A major cause of issues within leaded and stained glazing in churches and historic buildings is the use of ferrous metal when used to make supporting saddle/ferramenta bars or opening window casements. In this example at St. Cuthbert’s Church, Over Kellet, Cumbria, the terrible condition of the “hopper” casement is quite clear to see.
Corrosion of the ferrous metal will often have rendered these type of units unoperational for many decades but it can also cause considerable (and often very costly) structural defects in both the glass and its surrounding stone setting. Where metal rusts and swells within or next to the channels or sockets within surrounding stone-work this stone can often can “blow” or crack and panels of leaded or stained glass bow or buckle causing the fragile glass within to crack.
When originally installed (and whilst operational), these opening windows would have provided the necessary means to allow much needed ventilation into the building; a major factor in preventing/combating damp. As such, it is more often than not recommended that openers are either refurbished if condition allows, or replaced with new if not. On occasion, as in this instance, a client will seek permission to have a unit or units removed and replaced with fixed glazing on the basis the building has sufficient means of ventilation from other sources.

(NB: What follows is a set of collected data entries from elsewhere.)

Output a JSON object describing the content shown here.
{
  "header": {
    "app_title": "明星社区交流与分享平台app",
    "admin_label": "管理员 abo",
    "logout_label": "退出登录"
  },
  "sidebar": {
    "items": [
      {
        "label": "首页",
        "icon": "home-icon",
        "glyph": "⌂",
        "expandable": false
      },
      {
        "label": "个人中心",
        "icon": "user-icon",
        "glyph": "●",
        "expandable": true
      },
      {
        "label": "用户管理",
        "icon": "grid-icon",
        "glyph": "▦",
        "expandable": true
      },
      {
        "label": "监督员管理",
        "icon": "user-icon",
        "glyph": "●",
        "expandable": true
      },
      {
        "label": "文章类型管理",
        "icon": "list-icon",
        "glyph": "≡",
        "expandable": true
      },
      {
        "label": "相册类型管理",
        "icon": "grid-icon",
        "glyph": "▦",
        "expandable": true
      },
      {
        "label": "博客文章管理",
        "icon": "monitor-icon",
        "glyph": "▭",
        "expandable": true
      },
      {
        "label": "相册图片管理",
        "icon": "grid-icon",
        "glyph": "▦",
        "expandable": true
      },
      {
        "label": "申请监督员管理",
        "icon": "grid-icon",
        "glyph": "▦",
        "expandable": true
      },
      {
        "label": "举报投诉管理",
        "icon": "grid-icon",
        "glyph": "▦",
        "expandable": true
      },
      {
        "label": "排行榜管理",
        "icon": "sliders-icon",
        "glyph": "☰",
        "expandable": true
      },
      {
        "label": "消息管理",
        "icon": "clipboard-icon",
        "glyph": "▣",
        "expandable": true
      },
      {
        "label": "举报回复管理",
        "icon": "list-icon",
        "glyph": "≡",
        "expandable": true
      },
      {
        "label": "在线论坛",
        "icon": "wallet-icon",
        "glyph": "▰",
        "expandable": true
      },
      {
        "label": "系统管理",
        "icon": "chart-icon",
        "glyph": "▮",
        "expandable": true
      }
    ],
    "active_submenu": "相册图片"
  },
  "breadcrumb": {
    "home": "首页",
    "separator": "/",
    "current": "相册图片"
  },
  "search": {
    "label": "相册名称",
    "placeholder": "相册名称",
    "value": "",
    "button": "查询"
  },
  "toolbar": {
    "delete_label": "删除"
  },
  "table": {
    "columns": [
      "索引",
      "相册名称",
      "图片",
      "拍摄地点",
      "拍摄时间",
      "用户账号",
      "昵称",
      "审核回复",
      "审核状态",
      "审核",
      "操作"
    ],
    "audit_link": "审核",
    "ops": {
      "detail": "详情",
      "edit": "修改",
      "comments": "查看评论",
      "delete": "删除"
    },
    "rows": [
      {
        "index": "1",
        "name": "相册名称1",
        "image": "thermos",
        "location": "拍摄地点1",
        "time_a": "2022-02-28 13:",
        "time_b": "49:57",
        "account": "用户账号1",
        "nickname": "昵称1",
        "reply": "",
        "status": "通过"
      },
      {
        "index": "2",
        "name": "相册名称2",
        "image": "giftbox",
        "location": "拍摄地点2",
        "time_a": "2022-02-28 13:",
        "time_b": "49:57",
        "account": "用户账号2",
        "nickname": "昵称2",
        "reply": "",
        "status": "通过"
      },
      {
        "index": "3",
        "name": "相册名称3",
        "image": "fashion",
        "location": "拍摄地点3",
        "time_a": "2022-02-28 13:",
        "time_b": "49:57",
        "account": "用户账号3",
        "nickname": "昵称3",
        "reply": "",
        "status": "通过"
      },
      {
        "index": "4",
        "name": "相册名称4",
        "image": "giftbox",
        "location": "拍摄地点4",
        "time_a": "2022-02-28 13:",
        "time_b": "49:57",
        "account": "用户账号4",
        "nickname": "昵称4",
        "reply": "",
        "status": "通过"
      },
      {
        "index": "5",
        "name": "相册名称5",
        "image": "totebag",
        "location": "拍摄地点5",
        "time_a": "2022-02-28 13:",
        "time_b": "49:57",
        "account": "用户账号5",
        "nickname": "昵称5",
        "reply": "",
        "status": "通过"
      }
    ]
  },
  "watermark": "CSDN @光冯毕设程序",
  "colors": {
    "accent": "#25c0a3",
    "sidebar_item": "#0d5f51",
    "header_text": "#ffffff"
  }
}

In the case of churches and listed buildings formal permission should always be obtained prior to any such works commencing.

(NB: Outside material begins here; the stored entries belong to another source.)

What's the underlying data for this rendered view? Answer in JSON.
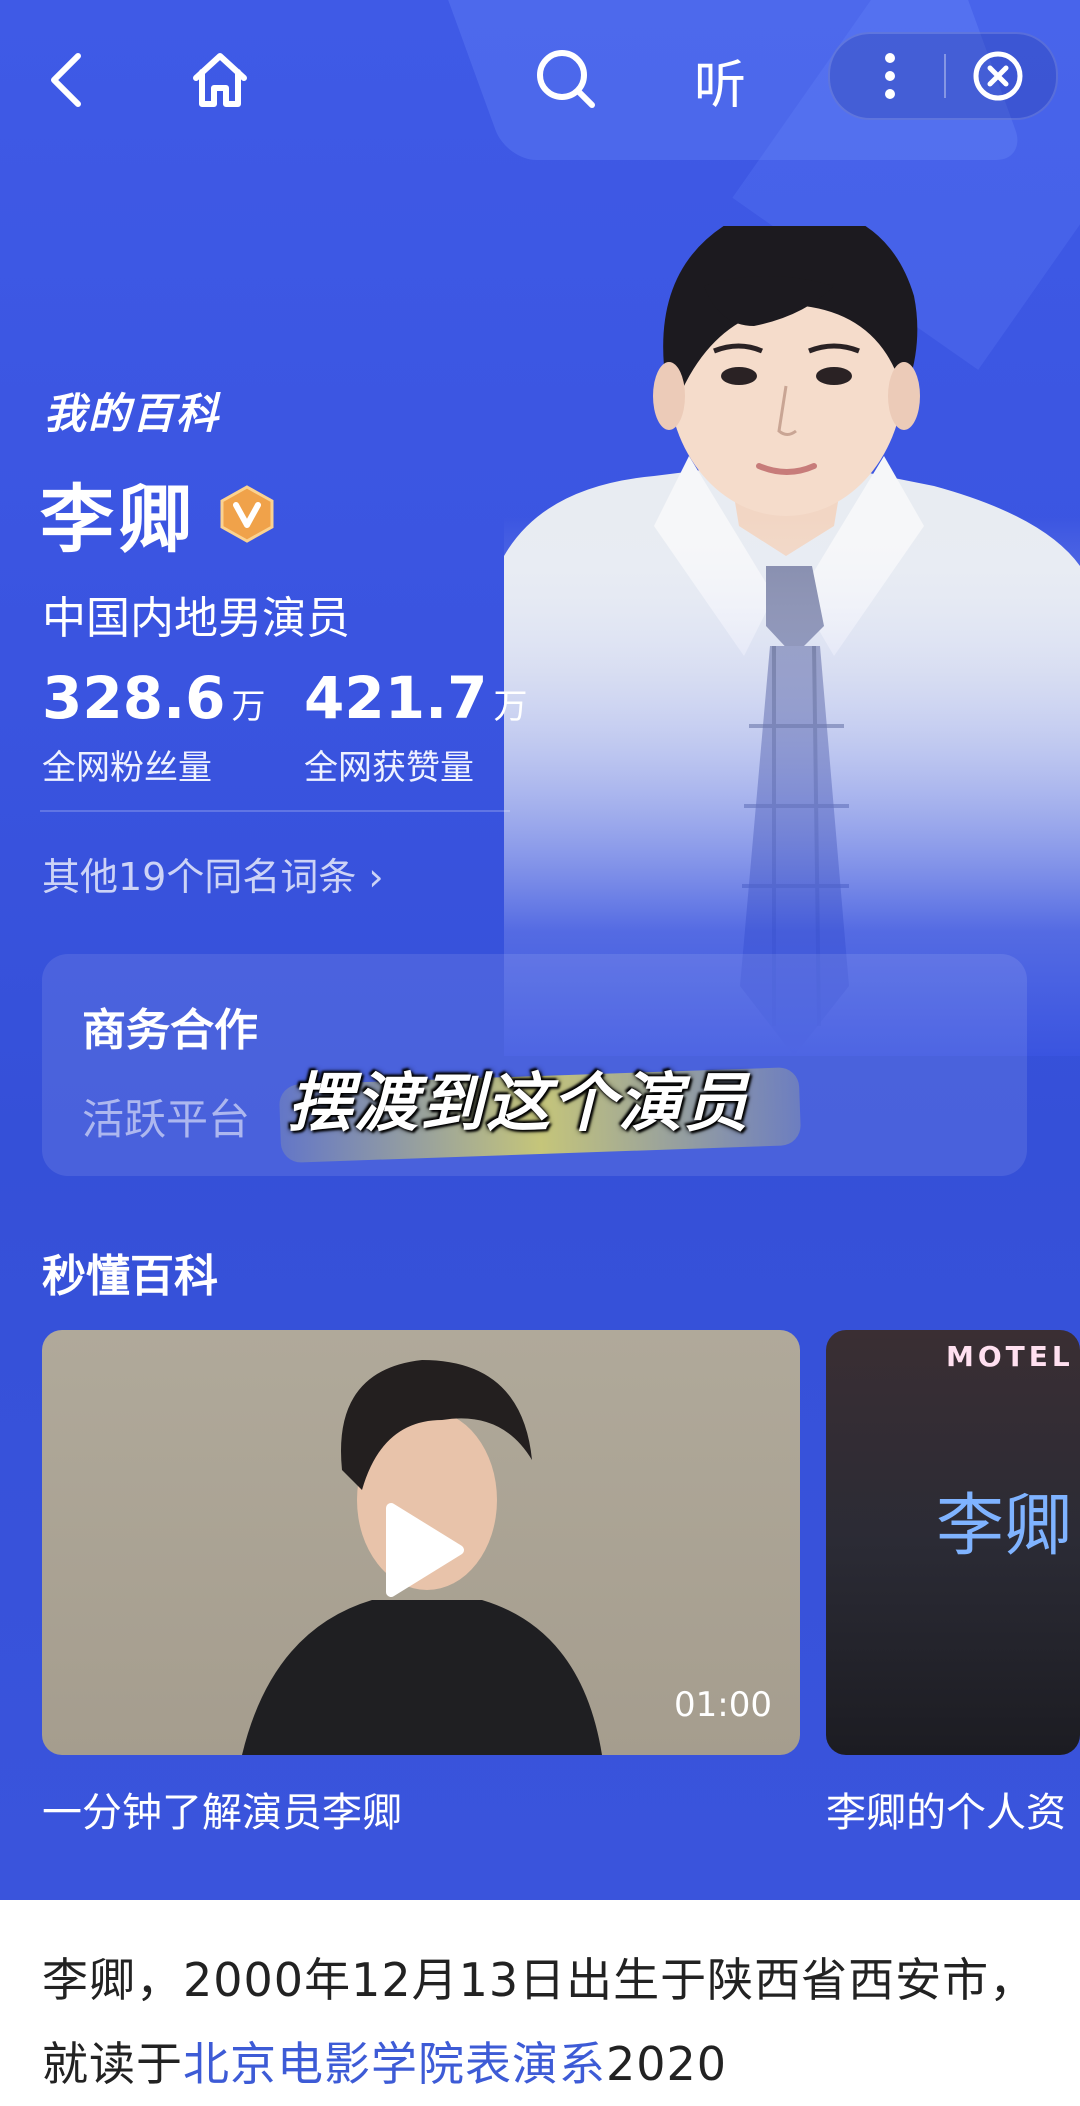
{
  "topbar": {
    "listen_label": "听"
  },
  "profile": {
    "section_label": "我的百科",
    "name": "李卿",
    "occupation": "中国内地男演员",
    "stats": [
      {
        "value": "328.6",
        "unit": "万",
        "label": "全网粉丝量"
      },
      {
        "value": "421.7",
        "unit": "万",
        "label": "全网获赞量"
      }
    ],
    "other_entries": "其他19个同名词条 ›"
  },
  "business": {
    "title": "商务合作",
    "subtitle": "活跃平台"
  },
  "overlay_caption": "摆渡到这个演员",
  "quick_wiki": {
    "title": "秒懂百科",
    "videos": [
      {
        "title": "一分钟了解演员李卿",
        "duration": "01:00"
      },
      {
        "title": "李卿的个人资",
        "overlay_text": "李卿",
        "neon_text": "MOTEL"
      }
    ]
  },
  "intro": {
    "text_before": "李卿，2000年12月13日出生于陕西省西安市，就读于",
    "link_text": "北京电影学院表演系",
    "text_after": "2020"
  },
  "colors": {
    "hero_bg": "#3a54e0",
    "link": "#3d5bd6",
    "badge": "#f0a24a"
  }
}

Our works on this project included the careful removal of 4 badly corroded and un-operational hopper casements along with the leaded lights above and below each. All intact glass was retained and re-used within new panels of “fixed” leaded lights.
The earliest surviving parts of St. Cuthbert’s dates back to around 1200 however most of the building that stands today is 16th Century. Having found a small engraving on one of the cylinder glass quarries we removed from the north aisle glazing, we know the leaded glass on which we worked was originally produced by a “W Hill” in 1817.
Our composite image shows one of the triple light north aisle windows prior to starting work, a close up of the badly failed opening hopper casement and the fixed lead-light glazing introduced following its removal.